Быстро развивалось искусство фортификации. Мильтиад I около 555 г. построил стену поперек Херсонесского перешейка для защиты от нападений апсинфян, а цитадель Поликрата перед осадой (ок. 524 г.) была окружена рвом и укреплена башнями. Как правило, искусство обороны оказывалось сильнее искусства нападения. Даже после победы под Сепеей около 495 г. спартанцы не смогли захватить Аргосскую цитадель. Персы, преуспевшие в рытье подкопов и строительстве скатов, в 499 г. не сумели одолеть оборону Наксоса; а отступив, они бросили оказавшихся в численном меньшинстве эмигрантов в построенных ими фортах.
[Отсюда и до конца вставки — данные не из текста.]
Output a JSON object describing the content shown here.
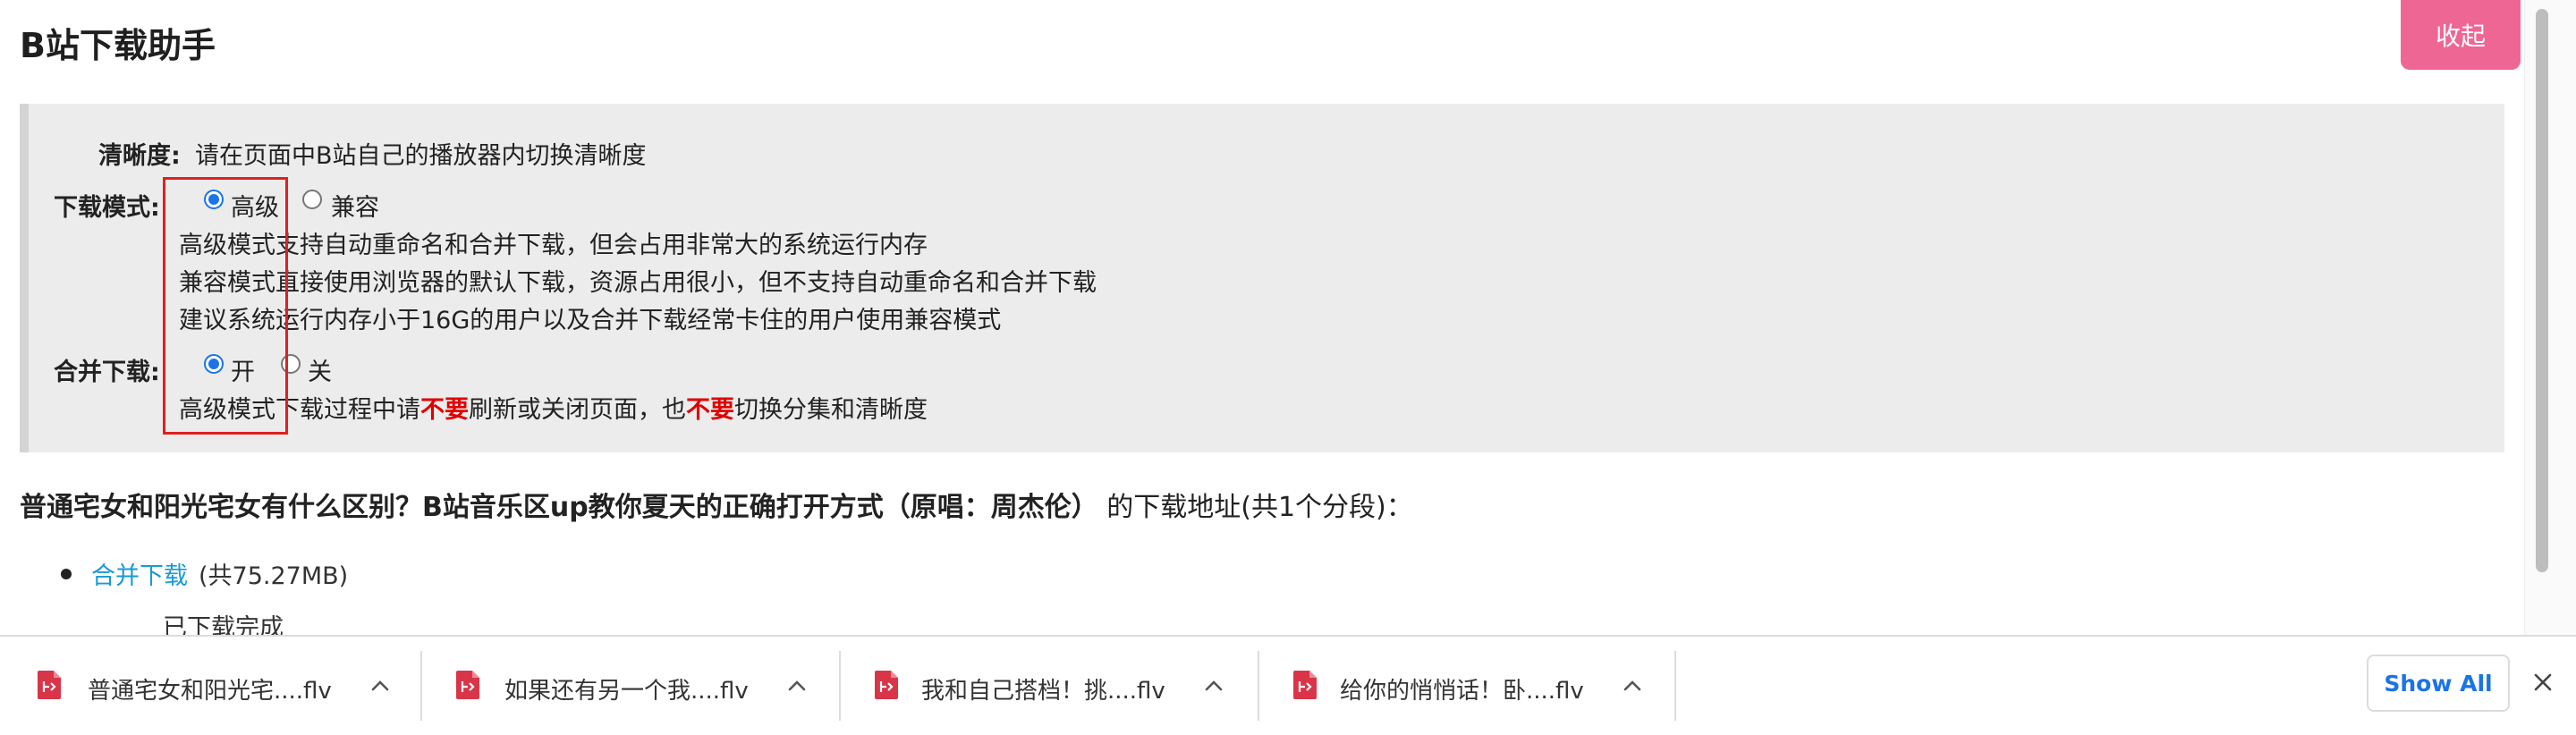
{
  "header": {
    "title": "B站下载助手",
    "collapse_label": "收起"
  },
  "settings": {
    "quality_label": "清晰度:",
    "quality_text": "请在页面中B站自己的播放器内切换清晰度",
    "mode_label": "下载模式:",
    "mode_options": [
      "高级",
      "兼容"
    ],
    "mode_selected": "高级",
    "mode_notes": [
      "高级模式支持自动重命名和合并下载，但会占用非常大的系统运行内存",
      "兼容模式直接使用浏览器的默认下载，资源占用很小，但不支持自动重命名和合并下载",
      "建议系统运行内存小于16G的用户以及合并下载经常卡住的用户使用兼容模式"
    ],
    "merge_label": "合并下载:",
    "merge_options": [
      "开",
      "关"
    ],
    "merge_selected": "开",
    "merge_note": {
      "part1": "高级模式下载过程中请",
      "emph1": "不要",
      "part2": "刷新或关闭页面，也",
      "emph2": "不要",
      "part3": "切换分集和清晰度"
    }
  },
  "result": {
    "video_title": "普通宅女和阳光宅女有什么区别？B站音乐区up教你夏天的正确打开方式（原唱：周杰伦）",
    "suffix": " 的下载地址(共1个分段)：",
    "link_label": "合并下载",
    "size_text": "(共75.27MB)",
    "status": "已下载完成"
  },
  "downloads_bar": {
    "items": [
      {
        "name": "普通宅女和阳光宅....flv"
      },
      {
        "name": "如果还有另一个我....flv"
      },
      {
        "name": "我和自己搭档！挑....flv"
      },
      {
        "name": "给你的悄悄话！卧....flv"
      }
    ],
    "show_all_label": "Show All"
  },
  "colors": {
    "accent": "#1a73e8",
    "collapse_bg": "#ee6694",
    "warning": "#e00000",
    "link": "#1a9ad6"
  },
  "icons": {
    "file": "flv-file-icon",
    "chevron": "chevron-up-icon",
    "close": "close-icon"
  }
}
Стены городов и крепостей, выложенные с обеих сторон каменными плитами и заполненные изнутри мелким камнем, обычно имели в толщину более 6 футов (1,8 м); плиты, не скреплявшиеся никакой известкой, вырубались на древнейший манер с неровными сторонами, а иногда и разной толщины для точного соответствия с соседними блоками. Своей грандиозностью и техническим совершенством греческие крепости приближаются к замкам крестоносцев в Леванте.
На морях соперничество между греками и финикийцами обострилось, когда персидский царь сделал финикийский флот основой своих морских сил. В кораблестроении, если не считать недолгих экспериментов с двухпалубными биремами, на которых два ряда гребцов располагались друг над другом, в 550–500 гг. соперничество привело к созданию трирем (фото IV6). Каждое весло триремы приводилось в действие тремя гребцами; в отличие от 50-весельной пентеконтеры трирема имела 150 и более весел, благодаря чему была более быстроходной и обладала мощным ударом при таране. Но поскольку от строителей триремы требовалось мастерство, а от команды – опыт, в VI в. стандартным греческим военным судном оставалась пентеконтера. Флот Поликрата около 525 г. насчитывал 100 пентеконтер и 40 трирем, а у второстепенных морских держав, таких, как Афины при Писистратидах, имелось лишь несколько трирем. На Востоке в 499 г. финикийцы выставили против Наксоса 200 трирем, а на Западе крупными флотилиями трирем обладали Керкира и сицилийские тираны. Судя по всему, государства, ближайшие к Персии и Карфагену, освоили трирему быстрее, чем полисы материковой Греции.
Число гоплитов у крупнейших военных держав составляло в этот период порядка 10 тысяч, если судить по исключительно тяжелым боевым потерям – 7 тысяч киренских гоплитов в Ливии, 6 тысяч аргивян, погибших у Сепеи, 4 тысячи фессалийцев в Фокиде. Общая численность пехоты, включая легких пехотницев, могла быть и выше; например, итальянские Кумы в 524 г. выставили 13 тысяч пехотинцев и 1800 конников, а Сибарис в 510 г., вероятно, еще больше. Численность гоплитов отражала скорее уровень процветания, нежели общую численность населения. Когда Наксос и его сателлиты находились в зените процветания, они обладали 8-тысячным гоплитским войском и значительным флотом; в более поздние времена Наксос никогда не имел таких сил. Крупная морская держава, такая, как поликратовский Самос в 525 г., для своих 100 пентеконтер и 40 трирем нуждалась примерно в 10 тысячах моряков, в то время как алалийским фокийцам для их 60 пентеконтер требовалось около 4 тысяч человек. Численность граждан Афин в 500 г. достигала 30 тысяч человек, а Спарта из числа своих граждан набрала немногим больше 5 тысяч гоплитов. По сравнению с людскими резервами Персидской империи или даже одной ее сатрапии даже ведущие греческие государства выглядят карликами. Но персидское превосходство было мнимым, ибо греческая гоплитская фаланга с огромным опытом и греческий боевой корабль под умелым командованием представляли собой могучие орудия войны.
Глава 3
Ионийское восстание и персидская экспедиция против Афин и Эретрии
1. Ионийское восстание
Гистией, недовольный своим почетным пленением при персидском дворе, решил инспирировать восстание в Ионии. Он выбрил доверенному рабу голову, вытатуировал на ней приказы и отправил его в Милет. Там его приказы прочитал Аристагор – его зять и заместитель как тиран Милета, только что вернувшийся из неудачной экспедиции против Наксоса. Приказы Гистиея совпадали с желаниями Аристагора, так как тот понял, что его дни в качестве персидского ставленника сочтены. Оба они руководствовались исключительно личными интересами. Гистией надеялся, что Дарий прикажет ему подавить восстание, Аристагор же видел в восстании средство вернуть себе лидирующее положение, а при необходимости и основать свое государство в другом месте.